Hospitals and healthcare providers often have familiarity, if not expert knowledge, about Medicaid and Medicare health insurance programs. This also can be true of the Supplemental Security Income (SSI) program, which is a means-based financial aid program administered by the Social Security Administration. Organizations are searching, if not scouring, for resources they can provide to help uninsured and underinsured patients cover the costs of their healthcare needs.
There is, however, a patient population at risk of becoming uninsured who could be helped at a future time through the Social Security Disability Insurance (SSDI) program. SSDI is a federal insurance program, mandated and funded by working taxpayers, that provides a monthly income to people who can no longer work because of a severe disability.

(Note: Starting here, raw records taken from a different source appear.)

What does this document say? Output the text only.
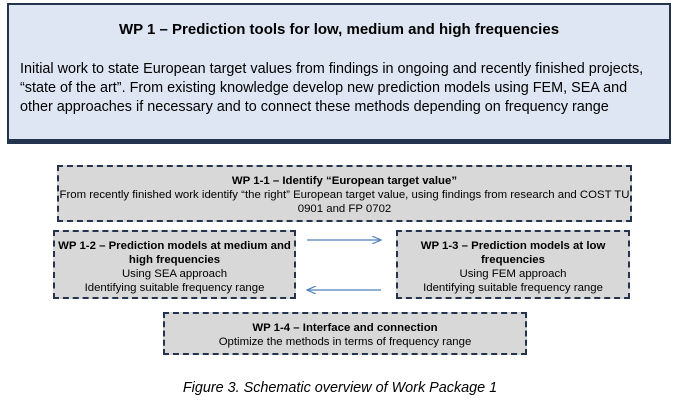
WP 1 – Prediction tools for low, medium and high frequencies
Initial work to state European target values from findings in ongoing and recently finished projects, “state of the art”. From existing knowledge develop new prediction models using FEM, SEA and other approaches if necessary and to connect these methods depending on frequency range
WP 1-1 – Identify “European target value”
From recently finished work identify “the right” European target value, using findings from research and COST TU 0901 and FP 0702
WP 1-2 – Prediction models at medium and high frequencies
Using SEA approach
Identifying suitable frequency range
WP 1-3 – Prediction models at low frequencies
Using FEM approach
Identifying suitable frequency range
WP 1-4 – Interface and connection
Optimize the methods in terms of frequency range
Figure 3. Schematic overview of Work Package 1
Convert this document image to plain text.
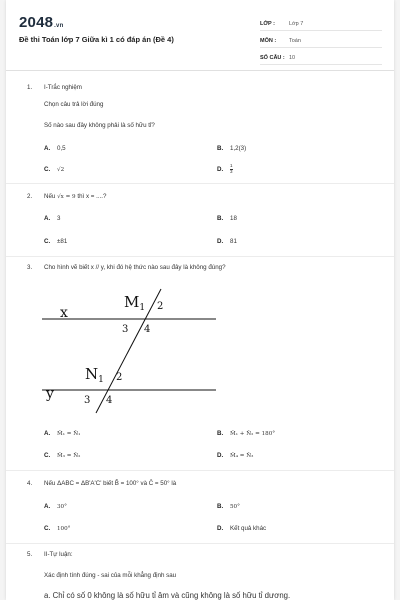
2048.vn
Đề thi Toán lớp 7 Giữa kì 1 có đáp án (Đề 4)
LỚP :	Lớp 7
MÔN :	Toán
SỐ CÂU : 10
1. I-Trắc nghiệm
Chọn câu trả lời đúng
Số nào sau đây không phải là số hữu tỉ?
A. 0,5	B. 1,2(3)
C. √2	D. $\frac{1}{3}$
2. Nếu √x = 9 thì x = ....?
A. 3	B. 18
C. ±81	D. 81
3. Cho hình vẽ biết x // y, khi đó hệ thức nào sau đây là không đúng?
x
y
$M_1$
$N_1$
2
3 4
2
3 4
A. M̂₁ = N̂₁	B. M̂₁ + N̂₂ = 180°
C. M̂₃ = N̂₂	D. M̂₄ = N̂₃
4. Nếu ΔABC = ΔB'A'C' biết B̂ = 100° và Ĉ = 50° là
A. 30°	B. 50°
C. 100°	D. Kết quả khác
5. II-Tự luận:
Xác định tính đúng - sai của mỗi khẳng định sau
a. Chỉ có số 0 không là số hữu tỉ âm và cũng không là số hữu tỉ dương.
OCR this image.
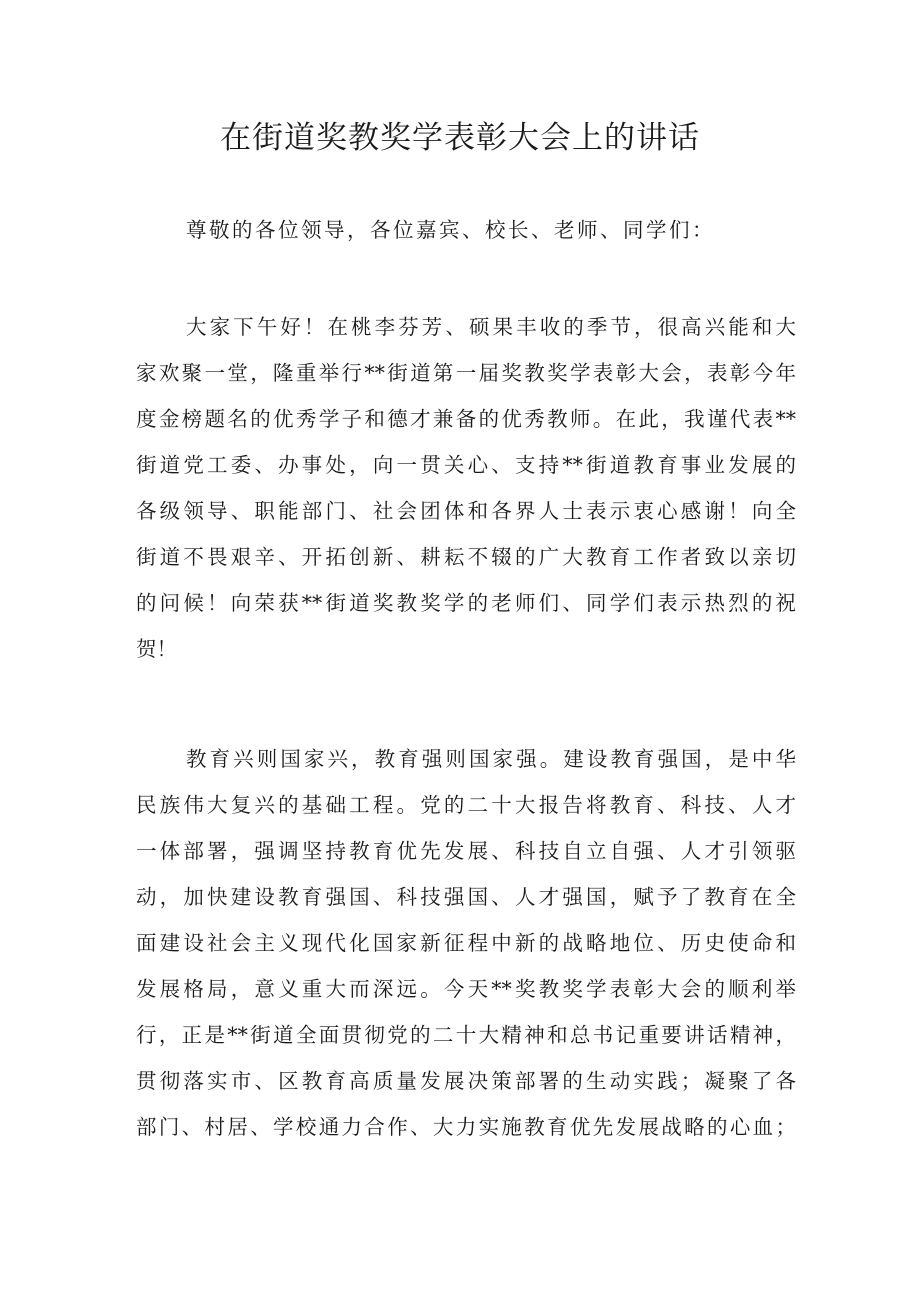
在街道奖教奖学表彰大会上的讲话

尊敬的各位领导，各位嘉宾、校长、老师、同学们：

大家下午好！在桃李芬芳、硕果丰收的季节，很高兴能和大

家欢聚一堂，隆重举行**街道第一届奖教奖学表彰大会，表彰今年

度金榜题名的优秀学子和德才兼备的优秀教师。在此，我谨代表**

街道党工委、办事处，向一贯关心、支持**街道教育事业发展的

各级领导、职能部门、社会团体和各界人士表示衷心感谢！向全

街道不畏艰辛、开拓创新、耕耘不辍的广大教育工作者致以亲切

的问候！向荣获**街道奖教奖学的老师们、同学们表示热烈的祝

贺！

教育兴则国家兴，教育强则国家强。建设教育强国，是中华

民族伟大复兴的基础工程。党的二十大报告将教育、科技、人才

一体部署，强调坚持教育优先发展、科技自立自强、人才引领驱

动，加快建设教育强国、科技强国、人才强国，赋予了教育在全

面建设社会主义现代化国家新征程中新的战略地位、历史使命和

发展格局，意义重大而深远。今天**奖教奖学表彰大会的顺利举

行，正是**街道全面贯彻党的二十大精神和总书记重要讲话精神，

贯彻落实市、区教育高质量发展决策部署的生动实践；凝聚了各

部门、村居、学校通力合作、大力实施教育优先发展战略的心血；
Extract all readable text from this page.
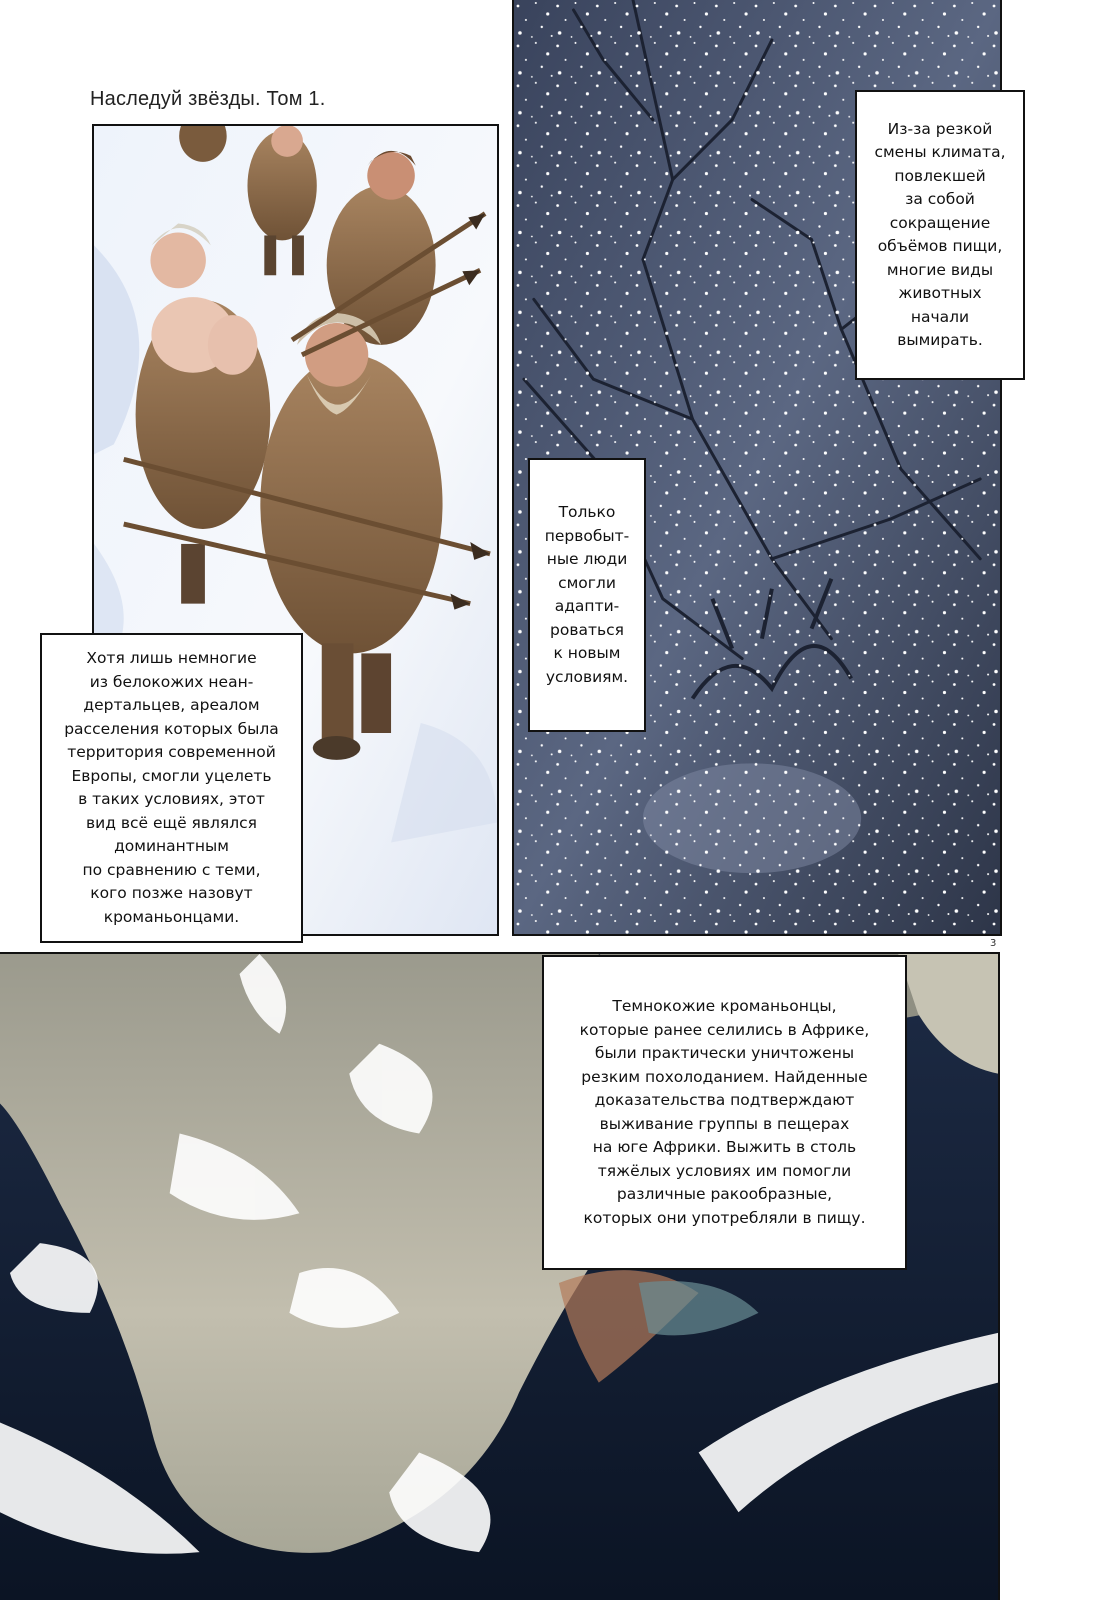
Наследуй звёзды. Том 1.
3
Из-за резкой
смены климата,
повлекшей
за собой
сокращение
объёмов пищи,
многие виды
животных
начали
вымирать.
Только
первобыт-
ные люди
смогли
адапти-
роваться
к новым
условиям.
Хотя лишь немногие
из белокожих неан-
дертальцев, ареалом
расселения которых была
территория современной
Европы, смогли уцелеть
в таких условиях, этот
вид всё ещё являлся
доминантным
по сравнению с теми,
кого позже назовут
кроманьонцами.
Темнокожие кроманьонцы,
которые ранее селились в Африке,
были практически уничтожены
резким похолоданием. Найденные
доказательства подтверждают
выживание группы в пещерах
на юге Африки. Выжить в столь
тяжёлых условиях им помогли
различные ракообразные,
которых они употребляли в пищу.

SSDI supplies a safety net for workers by providing regular monthly benefits based on their taxes and income during their working years. After a waiting period, those who qualify for SSDI are eligible for Medicare benefits no matter their age. These are important benefits from a program that may be overlooked by healthcare professionals who have a focus on meeting the immediate gaps for their uninsured populations.
Critical Considerations for Insured Disabled Workers
Patients who have health coverage at the outset of their condition, whether traumatic injury or chronic illness, may risk losing their medical insurance. Over time, their disability may become severe enough that they lose their jobs, and thus their employer-provided medical insurance. Even if a patient has personal medical insurance, the financial hardship resulting from a disability could make premium payments unaffordable. For a hospital, that means treating a patient with a chronic condition who eventually loses the ability to pay for health coverage.

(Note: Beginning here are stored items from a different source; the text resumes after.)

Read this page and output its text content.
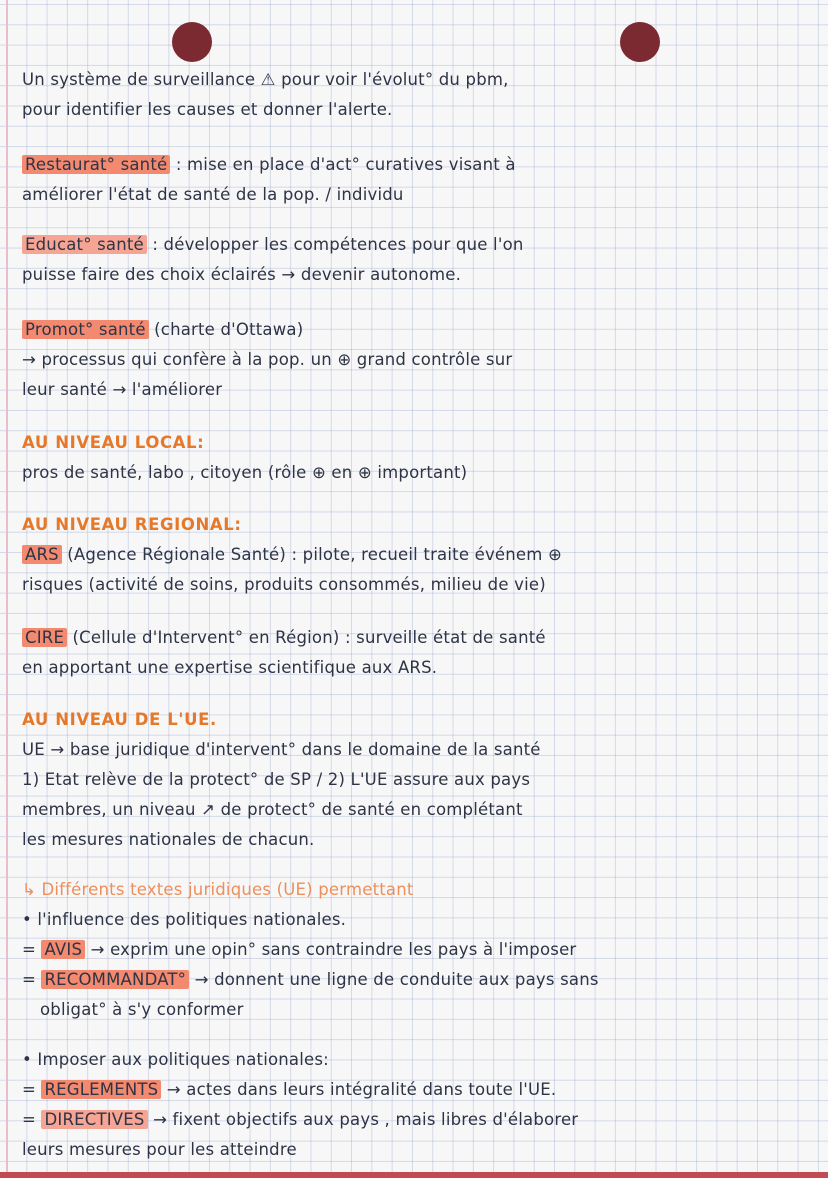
Un système de surveillance ⚠ pour voir l'évolut° du pbm,
pour identifier les causes et donner l'alerte.
Restaurat° santé : mise en place d'act° curatives visant à
améliorer l'état de santé de la pop. / individu
Educat° santé : développer les compétences pour que l'on
puisse faire des choix éclairés → devenir autonome.
Promot° santé (charte d'Ottawa)
→ processus qui confère à la pop. un ⊕ grand contrôle sur
leur santé → l'améliorer
AU NIVEAU LOCAL:
pros de santé, labo , citoyen (rôle ⊕ en ⊕ important)
AU NIVEAU REGIONAL:
ARS (Agence Régionale Santé) : pilote, recueil traite événem ⊕
risques (activité de soins, produits consommés, milieu de vie)
CIRE (Cellule d'Intervent° en Région) : surveille état de santé
en apportant une expertise scientifique aux ARS.
AU NIVEAU DE L'UE.
UE → base juridique d'intervent° dans le domaine de la santé
1) Etat relève de la protect° de SP / 2) L'UE assure aux pays
membres, un niveau ↗ de protect° de santé en complétant
les mesures nationales de chacun.
↳ Différents textes juridiques (UE) permettant
• l'influence des politiques nationales.
= AVIS → exprim une opin° sans contraindre les pays à l'imposer
= RECOMMANDAT° → donnent une ligne de conduite aux pays sans
obligat° à s'y conformer
• Imposer aux politiques nationales:
= REGLEMENTS → actes dans leurs intégralité dans toute l'UE.
= DIRECTIVES → fixent objectifs aux pays , mais libres d'élaborer
leurs mesures pour les atteindre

People who eventually receive SSDI benefits and Medicare coverage can start out looking like anyone else in the working population, according to a 2009 study, “Health Insurance and Health Care Access Before And After SSDI Entry,” by The Commonwealth Fund. Individuals who eventually receive SSDI benefits are nearly as likely to be employed and have health coverage through their employment, although their household income may be below the federal poverty level. For example, about three years prior to entering the SSDI program, 40 percent received medical insurance from an employer and about 78 percent reported having medical insurance of some type.
Other factors about this group of workers are significantly different. More than 40 percent reported activity limitations, in comparison to 14 percent of all working-age people. In addition, average healthcare expenditures for working-age people with disabilities are about five times higher than for those counterparts without disabilities.